[OpenAFS] Re: Tuning the -daemons.

Andrew Deason adeason@sinenomine.net
Mon, 7 Feb 2011 11:21:23 -0600

On Mon, 7 Feb 2011 16:53:25 +0100
Jan Johansson <janj@it.su.se> wrote:

> Short version:
> How do I see how many of the "background daemons" that are in use?

We don't offer an easy way to see this. I believe you are on Linux, in
which case you can look at the process backtraces via 'echo t >
/proc/sysrq-trigger', and see which of the background daemon processes
are busy doing something. You also may be able to examine the
afs_brsDaemons variable if you are able to use a kernel debugger to
retrieve values from the running kernel. (That one will tell you how
many daemons are idle; afs_brsWaiting can tell you how many requests are
waiting for a free daemon).

But I doubt that the background daemons are your problem (or at least,
the only problem); they mostly only handle prefetching readaheads and
background writes (if you've configured storebehind mode), iirc.

> On an untuned Ubuntu with 5 users we saw an issue where the cache
> manager would freeze and start reporting 
> afs: Lost contact with file server AAA.BBB.CCC.133 in cell example.com
> at the same time the file server reports
> fileserver[1139]: CB: Call back connect back failed (in break
> delayed) for Host AAA.BBB.CCC.186:7001
> fileserver[1139]: BreakDelayedCallbacks FAILED for host
> AAA.BBB.CCC.186:7001 which IS UP.  Connection from
> AAA.BBB.CCC.186:7001.  Possible network or routing failure.
> sometimes it recovers after a while other times it needs a
> reboot.

I think the only time I've actually seen this before is when the
client's network is acting weird, although maybe it could also be the
client's callback servicing thread hanging.
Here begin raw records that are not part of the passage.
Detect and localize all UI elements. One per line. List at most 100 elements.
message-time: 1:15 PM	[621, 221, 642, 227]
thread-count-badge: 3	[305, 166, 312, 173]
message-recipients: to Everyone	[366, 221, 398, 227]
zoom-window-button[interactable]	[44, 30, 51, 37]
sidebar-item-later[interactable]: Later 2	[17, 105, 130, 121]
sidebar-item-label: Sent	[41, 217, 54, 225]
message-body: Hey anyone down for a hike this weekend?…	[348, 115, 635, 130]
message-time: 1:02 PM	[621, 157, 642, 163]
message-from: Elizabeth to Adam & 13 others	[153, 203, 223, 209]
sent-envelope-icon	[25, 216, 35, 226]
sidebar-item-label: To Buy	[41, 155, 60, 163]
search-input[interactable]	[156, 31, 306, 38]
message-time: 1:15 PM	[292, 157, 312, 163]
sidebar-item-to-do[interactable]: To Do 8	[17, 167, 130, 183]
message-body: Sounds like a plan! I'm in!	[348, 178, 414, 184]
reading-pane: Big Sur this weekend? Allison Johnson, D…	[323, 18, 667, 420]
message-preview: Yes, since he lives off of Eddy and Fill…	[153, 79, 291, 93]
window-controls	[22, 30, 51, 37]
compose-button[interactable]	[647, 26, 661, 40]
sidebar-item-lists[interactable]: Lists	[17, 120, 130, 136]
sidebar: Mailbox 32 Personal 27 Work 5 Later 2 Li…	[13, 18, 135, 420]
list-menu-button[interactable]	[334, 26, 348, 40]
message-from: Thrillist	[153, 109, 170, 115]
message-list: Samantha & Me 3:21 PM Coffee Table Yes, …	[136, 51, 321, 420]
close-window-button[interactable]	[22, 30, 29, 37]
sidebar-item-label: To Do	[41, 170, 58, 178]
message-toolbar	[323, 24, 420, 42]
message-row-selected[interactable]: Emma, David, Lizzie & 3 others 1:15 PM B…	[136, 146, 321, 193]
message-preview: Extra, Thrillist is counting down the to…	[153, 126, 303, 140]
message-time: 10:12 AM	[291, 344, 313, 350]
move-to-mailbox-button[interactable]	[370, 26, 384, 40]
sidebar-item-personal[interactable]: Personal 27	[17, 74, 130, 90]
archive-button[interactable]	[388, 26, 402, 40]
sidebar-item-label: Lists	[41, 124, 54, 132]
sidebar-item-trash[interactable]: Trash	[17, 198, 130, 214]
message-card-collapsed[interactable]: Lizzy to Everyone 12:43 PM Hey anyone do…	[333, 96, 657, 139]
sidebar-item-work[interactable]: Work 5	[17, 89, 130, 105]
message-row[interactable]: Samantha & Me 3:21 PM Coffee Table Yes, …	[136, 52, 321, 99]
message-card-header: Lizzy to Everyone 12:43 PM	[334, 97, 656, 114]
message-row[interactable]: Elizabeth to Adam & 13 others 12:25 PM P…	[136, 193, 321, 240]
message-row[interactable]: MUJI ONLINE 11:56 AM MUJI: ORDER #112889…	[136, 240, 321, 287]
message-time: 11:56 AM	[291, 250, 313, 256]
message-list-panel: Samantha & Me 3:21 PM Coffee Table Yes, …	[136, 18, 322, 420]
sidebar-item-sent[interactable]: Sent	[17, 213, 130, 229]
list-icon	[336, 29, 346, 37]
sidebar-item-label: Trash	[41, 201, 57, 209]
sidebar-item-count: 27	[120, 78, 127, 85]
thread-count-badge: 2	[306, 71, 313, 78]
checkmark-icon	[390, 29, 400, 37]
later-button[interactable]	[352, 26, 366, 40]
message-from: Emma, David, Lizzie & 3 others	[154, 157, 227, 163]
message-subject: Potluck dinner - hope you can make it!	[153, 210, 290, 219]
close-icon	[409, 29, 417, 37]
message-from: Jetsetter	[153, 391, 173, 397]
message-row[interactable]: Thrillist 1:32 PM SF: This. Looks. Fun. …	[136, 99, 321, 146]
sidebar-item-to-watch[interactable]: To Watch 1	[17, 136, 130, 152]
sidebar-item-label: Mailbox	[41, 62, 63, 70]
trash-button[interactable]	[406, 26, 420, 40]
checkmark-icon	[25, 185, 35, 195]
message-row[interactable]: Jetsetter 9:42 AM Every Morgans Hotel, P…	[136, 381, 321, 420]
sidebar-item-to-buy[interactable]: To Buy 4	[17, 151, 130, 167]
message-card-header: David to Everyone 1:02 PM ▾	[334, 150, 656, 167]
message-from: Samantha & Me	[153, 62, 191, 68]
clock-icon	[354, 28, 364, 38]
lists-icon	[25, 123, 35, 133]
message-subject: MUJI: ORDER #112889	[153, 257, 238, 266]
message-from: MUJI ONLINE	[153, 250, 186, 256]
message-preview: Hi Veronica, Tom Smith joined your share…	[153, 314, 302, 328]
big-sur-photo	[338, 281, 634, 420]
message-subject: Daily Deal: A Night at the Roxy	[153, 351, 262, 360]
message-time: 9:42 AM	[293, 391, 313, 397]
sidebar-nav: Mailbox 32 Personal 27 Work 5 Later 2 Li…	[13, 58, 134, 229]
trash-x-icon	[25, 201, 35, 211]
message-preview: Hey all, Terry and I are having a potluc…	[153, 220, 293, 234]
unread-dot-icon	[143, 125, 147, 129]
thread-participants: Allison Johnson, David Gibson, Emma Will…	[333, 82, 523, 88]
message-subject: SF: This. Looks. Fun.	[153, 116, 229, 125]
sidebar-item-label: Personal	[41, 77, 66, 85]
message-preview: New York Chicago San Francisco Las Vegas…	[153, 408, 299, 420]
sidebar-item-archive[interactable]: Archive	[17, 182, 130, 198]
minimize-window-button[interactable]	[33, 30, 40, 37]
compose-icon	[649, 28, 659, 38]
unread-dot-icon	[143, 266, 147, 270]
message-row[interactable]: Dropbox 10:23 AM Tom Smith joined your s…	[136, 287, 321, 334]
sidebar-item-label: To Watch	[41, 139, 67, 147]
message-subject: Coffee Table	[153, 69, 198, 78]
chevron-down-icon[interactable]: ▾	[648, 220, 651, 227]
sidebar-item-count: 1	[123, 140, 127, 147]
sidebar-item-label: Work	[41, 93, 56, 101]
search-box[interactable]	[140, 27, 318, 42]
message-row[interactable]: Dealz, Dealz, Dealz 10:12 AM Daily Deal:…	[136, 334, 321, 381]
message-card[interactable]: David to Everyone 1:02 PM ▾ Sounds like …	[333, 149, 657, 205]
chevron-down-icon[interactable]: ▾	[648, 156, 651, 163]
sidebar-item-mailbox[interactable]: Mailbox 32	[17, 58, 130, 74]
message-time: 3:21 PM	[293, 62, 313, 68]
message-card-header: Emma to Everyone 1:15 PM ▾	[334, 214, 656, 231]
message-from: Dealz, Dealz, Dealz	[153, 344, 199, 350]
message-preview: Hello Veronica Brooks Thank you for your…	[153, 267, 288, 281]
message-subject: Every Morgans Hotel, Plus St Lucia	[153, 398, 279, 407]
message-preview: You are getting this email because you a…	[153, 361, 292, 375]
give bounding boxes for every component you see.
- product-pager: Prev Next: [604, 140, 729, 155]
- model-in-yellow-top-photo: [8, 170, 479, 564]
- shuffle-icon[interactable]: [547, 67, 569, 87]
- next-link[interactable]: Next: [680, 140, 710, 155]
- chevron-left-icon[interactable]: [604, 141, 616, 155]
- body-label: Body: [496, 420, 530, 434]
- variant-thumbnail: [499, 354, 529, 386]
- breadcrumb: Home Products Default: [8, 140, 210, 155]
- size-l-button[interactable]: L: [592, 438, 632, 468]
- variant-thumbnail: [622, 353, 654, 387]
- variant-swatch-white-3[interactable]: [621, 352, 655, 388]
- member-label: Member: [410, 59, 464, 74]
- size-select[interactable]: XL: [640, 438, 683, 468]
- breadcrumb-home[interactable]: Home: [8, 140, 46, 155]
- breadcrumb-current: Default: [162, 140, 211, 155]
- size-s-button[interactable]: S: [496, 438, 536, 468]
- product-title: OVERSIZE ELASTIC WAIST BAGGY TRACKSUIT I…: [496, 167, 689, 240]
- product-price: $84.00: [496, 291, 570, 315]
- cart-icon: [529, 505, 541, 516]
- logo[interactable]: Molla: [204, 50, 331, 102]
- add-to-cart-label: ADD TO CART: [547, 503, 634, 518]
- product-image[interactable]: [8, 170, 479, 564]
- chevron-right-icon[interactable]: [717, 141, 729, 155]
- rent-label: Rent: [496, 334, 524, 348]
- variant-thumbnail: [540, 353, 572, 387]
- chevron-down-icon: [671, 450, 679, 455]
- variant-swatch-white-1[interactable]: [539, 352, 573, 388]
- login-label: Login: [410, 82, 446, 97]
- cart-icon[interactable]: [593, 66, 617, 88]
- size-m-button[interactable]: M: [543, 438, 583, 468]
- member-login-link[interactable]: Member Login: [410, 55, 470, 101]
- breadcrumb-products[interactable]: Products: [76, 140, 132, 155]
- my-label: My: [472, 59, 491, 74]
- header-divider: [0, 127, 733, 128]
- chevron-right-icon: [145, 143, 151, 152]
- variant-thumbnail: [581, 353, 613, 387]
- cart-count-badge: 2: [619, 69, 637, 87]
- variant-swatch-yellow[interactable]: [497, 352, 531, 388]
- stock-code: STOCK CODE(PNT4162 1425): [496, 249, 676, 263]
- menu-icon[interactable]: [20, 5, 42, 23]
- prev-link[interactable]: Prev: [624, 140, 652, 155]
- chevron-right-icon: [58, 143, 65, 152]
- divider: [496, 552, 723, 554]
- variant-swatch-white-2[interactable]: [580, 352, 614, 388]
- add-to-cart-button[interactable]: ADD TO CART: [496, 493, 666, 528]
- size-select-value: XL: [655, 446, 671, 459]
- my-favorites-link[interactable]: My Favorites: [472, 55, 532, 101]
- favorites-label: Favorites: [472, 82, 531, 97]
This message says that we
got a package from a client that came from the IP A.B.C.186:7001, but
when we tried to call some RPC to the machine A.B.C.186:7001, the client
didn't respond.

Does this happen for long enough that you can rxdebug or cmdebug the
client while it is happening? Does 'rxdebug <client> 7001' respond
during this hang?

Also, platform and OpenAFS versions for the server and client?

Andrew Deason